# Bricked?



## ThatFool (Dec 2, 2011)

*i get an error when i ever i try to turn my bionic on it say: "AP Fastboot Flash Mode (s) (Boot Failure)" i know i can use the FXZ but when i plug it up to my pc the notification light turns white and my pc doesnt detect the phone. any ideas?*


----------



## Timmy10shoes (Jul 1, 2011)

You have the 5.2.1 or 5.4 drivers installed?


----------



## ThatFool (Dec 2, 2011)

yes i have the 5.4 drivers. fastboot comes up when it plugged into the wall but as soon as i unplug and plug it into my pc it goes black


----------



## Feyerman (Jun 7, 2011)

Ok i had this peoblem.. were you trying to run the bionic pathsaver?

In BBB's pathsaver1 download is a cbt.901 file you need to push to your phone shift right click in the folder with the cbt.901 in it and open command prompt here the code to push is moto-fastboot flash cbt.bin cbt.901 then your good.

Also make sure windows has the correct drivers for fastboot by loading the 5.4 ones

Sent from my DROID BIONIC using RootzWiki


----------



## Timmy10shoes (Jul 1, 2011)

And nothing happens when you press power with it plugged into the pc?


----------



## Feyerman (Jun 7, 2011)

Also make sure you are not using a front USB slot. Plug into the back.

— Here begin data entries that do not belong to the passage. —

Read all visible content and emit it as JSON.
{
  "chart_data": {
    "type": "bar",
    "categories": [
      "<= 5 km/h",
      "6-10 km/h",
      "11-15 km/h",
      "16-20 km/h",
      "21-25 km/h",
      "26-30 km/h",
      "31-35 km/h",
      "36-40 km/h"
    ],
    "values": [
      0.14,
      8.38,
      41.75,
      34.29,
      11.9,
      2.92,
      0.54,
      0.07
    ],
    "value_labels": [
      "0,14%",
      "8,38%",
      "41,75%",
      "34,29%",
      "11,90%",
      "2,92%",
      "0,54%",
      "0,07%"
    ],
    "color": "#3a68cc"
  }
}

Sent from my DROID BIONIC using RootzWiki


----------



## Timmy10shoes (Jul 1, 2011)

Timmy10shoes said:


> And nothing happens when you press power with it plugged into the pc?


It says it a boot failure, not a cdt failure.


----------



## Timmy10shoes (Jul 1, 2011)

I qouted my own message. meh!


----------



## ThatFool (Dec 2, 2011)

i was running  RSD Lite. 


Timmy10shoes said:


> And nothing happens when you press power with it plugged into the pc?


correct the light will turn of for a second but come back on


----------



## Timmy10shoes (Jul 1, 2011)

But stil a blank screen?


----------



## ThatFool (Dec 2, 2011)

correct


----------



## Feyerman (Jun 7, 2011)

Try this method for pushing a new system and webtop. I have had to use it several times.

http://www.mydroidworld.com/forums/droid-bionic-forum/9800-how-get-your-phone-back-upgrade-path.html

Its from P3


----------



## ThatFool (Dec 2, 2011)

i figured it out thanks!


----------